After 40 years and lots of clinical experience, I can't distinguish at two weeks between the symptoms of normal grief and the symptoms of mild depression -- and I challenge anyone else to do so. This is an inherently unreliable distinction. And I know damn well that primary care doctors can't do it in a 7-minute visit. This should have been the most crucial point in DSM-5 decision-making because primary care docs prescribe 80 percent of all antidepressants and will be most likely to misuse the DSM-5 in mislabeling grievers.
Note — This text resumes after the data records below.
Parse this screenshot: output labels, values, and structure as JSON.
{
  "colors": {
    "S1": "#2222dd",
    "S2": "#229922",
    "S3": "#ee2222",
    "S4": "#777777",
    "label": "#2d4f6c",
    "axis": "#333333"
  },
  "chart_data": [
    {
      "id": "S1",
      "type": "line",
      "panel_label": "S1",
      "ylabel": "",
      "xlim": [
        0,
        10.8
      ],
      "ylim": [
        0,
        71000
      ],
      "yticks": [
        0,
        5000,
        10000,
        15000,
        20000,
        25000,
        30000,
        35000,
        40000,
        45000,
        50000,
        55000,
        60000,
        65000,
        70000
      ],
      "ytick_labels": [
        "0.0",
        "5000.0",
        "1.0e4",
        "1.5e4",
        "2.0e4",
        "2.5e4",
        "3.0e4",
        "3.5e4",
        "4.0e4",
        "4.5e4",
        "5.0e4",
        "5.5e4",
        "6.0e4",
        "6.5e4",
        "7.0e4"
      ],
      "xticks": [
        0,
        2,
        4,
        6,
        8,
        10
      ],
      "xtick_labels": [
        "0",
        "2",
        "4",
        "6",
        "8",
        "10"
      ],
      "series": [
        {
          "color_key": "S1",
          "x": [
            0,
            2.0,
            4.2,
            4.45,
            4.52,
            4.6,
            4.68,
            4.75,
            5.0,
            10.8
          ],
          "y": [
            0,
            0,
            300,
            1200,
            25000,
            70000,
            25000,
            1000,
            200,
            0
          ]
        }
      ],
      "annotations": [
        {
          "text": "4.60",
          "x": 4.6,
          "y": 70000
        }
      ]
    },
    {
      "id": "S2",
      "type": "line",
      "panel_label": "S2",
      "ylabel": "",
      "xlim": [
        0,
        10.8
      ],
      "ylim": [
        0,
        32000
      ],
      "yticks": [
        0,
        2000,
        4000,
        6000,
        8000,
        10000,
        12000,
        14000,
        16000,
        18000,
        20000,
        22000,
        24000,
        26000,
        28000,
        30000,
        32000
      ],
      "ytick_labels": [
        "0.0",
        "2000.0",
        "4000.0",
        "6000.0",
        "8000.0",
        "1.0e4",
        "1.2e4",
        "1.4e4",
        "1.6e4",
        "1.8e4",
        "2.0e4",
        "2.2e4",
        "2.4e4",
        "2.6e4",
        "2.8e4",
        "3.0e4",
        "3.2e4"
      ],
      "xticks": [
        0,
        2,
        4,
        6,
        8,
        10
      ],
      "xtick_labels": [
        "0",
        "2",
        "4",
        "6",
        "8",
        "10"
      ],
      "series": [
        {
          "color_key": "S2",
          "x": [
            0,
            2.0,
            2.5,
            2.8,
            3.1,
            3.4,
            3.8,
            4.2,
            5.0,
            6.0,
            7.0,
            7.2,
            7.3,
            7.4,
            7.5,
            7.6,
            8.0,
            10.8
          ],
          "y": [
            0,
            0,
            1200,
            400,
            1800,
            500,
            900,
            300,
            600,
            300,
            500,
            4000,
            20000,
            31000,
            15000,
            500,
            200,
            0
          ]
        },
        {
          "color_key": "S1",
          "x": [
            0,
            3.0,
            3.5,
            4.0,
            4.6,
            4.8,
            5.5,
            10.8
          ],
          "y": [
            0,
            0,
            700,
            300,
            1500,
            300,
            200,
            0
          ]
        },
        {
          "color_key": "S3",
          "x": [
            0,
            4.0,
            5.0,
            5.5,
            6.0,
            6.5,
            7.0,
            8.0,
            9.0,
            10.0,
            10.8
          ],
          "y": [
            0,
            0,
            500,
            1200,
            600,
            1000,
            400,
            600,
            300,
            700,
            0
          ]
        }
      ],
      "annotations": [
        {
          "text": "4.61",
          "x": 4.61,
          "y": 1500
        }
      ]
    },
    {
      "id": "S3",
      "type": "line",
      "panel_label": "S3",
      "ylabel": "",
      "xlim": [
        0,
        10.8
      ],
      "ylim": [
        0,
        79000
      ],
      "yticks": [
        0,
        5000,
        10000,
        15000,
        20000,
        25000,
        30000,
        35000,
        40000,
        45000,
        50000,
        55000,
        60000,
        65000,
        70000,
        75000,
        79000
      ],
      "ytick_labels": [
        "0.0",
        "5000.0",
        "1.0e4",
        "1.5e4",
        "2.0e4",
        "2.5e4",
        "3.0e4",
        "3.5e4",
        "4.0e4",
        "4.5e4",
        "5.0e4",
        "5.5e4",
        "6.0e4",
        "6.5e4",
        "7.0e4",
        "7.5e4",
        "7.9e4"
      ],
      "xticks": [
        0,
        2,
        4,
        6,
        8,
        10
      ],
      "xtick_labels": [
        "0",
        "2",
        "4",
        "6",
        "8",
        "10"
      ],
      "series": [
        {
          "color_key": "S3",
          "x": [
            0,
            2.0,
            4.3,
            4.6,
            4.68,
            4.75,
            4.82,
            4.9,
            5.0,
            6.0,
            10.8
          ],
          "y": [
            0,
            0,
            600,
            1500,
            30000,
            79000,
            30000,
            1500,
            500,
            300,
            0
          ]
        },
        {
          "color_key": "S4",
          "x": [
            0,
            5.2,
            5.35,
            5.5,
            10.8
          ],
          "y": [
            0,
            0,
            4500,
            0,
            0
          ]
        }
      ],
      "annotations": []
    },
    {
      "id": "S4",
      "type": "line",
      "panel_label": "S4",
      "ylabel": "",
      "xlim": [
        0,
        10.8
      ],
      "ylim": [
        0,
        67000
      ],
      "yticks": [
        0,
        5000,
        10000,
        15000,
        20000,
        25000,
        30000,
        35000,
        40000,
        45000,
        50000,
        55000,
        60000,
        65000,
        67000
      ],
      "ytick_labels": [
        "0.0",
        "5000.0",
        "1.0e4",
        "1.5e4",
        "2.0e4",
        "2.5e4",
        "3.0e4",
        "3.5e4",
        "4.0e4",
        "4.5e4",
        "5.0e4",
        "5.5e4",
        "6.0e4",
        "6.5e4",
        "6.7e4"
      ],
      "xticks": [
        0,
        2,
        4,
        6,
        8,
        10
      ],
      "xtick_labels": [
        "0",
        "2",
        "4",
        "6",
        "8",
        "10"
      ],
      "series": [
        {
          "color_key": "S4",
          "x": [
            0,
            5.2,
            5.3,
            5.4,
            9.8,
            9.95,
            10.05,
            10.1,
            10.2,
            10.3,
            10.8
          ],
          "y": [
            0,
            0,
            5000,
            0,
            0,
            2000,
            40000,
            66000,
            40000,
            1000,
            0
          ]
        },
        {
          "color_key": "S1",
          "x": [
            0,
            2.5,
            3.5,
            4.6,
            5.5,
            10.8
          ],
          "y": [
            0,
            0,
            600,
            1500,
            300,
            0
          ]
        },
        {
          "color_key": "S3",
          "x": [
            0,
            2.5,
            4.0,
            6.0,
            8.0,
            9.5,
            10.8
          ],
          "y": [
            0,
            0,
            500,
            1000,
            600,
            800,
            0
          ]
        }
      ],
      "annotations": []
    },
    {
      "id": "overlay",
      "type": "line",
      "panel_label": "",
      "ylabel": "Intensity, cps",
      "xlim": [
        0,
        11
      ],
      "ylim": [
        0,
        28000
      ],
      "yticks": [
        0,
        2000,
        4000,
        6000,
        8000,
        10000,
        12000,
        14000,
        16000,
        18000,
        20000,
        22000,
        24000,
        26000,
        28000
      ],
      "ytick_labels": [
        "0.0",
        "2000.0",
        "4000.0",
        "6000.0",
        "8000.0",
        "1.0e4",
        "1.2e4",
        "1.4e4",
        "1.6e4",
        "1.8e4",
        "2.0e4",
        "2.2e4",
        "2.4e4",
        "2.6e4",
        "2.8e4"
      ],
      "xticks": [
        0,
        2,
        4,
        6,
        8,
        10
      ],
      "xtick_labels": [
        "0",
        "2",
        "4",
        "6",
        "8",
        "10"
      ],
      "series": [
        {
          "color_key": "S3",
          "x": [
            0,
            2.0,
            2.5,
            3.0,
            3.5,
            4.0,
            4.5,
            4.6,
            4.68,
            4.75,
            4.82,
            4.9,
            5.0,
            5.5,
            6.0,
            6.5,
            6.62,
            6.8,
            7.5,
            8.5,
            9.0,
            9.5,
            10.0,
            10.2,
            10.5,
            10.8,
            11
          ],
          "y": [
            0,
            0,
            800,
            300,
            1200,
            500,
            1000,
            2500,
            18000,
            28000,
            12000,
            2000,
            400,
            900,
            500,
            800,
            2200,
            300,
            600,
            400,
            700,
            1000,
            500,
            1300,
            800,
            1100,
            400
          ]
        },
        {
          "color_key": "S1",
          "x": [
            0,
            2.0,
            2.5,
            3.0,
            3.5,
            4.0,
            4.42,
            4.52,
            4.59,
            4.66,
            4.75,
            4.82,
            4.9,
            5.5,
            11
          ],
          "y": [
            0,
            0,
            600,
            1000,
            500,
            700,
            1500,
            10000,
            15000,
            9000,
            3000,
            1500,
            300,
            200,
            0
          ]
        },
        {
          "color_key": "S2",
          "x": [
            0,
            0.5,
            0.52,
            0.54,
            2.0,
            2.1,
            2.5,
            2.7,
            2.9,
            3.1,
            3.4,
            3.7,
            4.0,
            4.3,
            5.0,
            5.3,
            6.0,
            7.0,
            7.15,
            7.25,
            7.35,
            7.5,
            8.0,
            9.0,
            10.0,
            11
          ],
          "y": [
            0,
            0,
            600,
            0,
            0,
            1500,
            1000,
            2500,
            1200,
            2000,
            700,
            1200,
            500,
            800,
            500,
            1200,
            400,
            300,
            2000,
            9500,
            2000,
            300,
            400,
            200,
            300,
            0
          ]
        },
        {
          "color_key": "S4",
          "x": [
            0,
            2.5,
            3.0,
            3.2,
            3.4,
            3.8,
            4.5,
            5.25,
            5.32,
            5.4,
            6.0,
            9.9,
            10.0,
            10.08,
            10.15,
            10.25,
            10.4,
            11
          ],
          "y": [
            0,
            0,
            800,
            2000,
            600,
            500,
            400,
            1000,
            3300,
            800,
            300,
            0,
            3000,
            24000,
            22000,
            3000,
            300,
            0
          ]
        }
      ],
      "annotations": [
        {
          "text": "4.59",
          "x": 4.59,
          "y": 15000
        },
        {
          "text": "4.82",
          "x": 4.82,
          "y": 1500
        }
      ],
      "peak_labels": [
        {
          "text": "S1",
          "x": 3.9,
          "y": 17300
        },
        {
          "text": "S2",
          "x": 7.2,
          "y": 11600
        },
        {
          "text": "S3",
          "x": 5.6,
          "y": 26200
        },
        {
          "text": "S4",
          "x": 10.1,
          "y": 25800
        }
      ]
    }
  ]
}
Drug companies will probably jump at this golden opportunity to mount a disease awareness 'educational campaign' spreading the false DSM-5 gospel that depression can be reliably diagnosed among normal grievers. And the instinct of primary care docs is always to reach for their prescription pads or the free samples on the shelf as the quickest way to get the griever out of the office.
Grief is a normal and inescapable part of the human condition, not to be confused with psychiatric illness. Let us respect the dignity of mourning and treat it medically only when it becomes melancholia.
APA needs to reconsider a really bad decision that will seriously reduce its credibility and encourage the DSM-5 boycott I am told is now in its planning stages.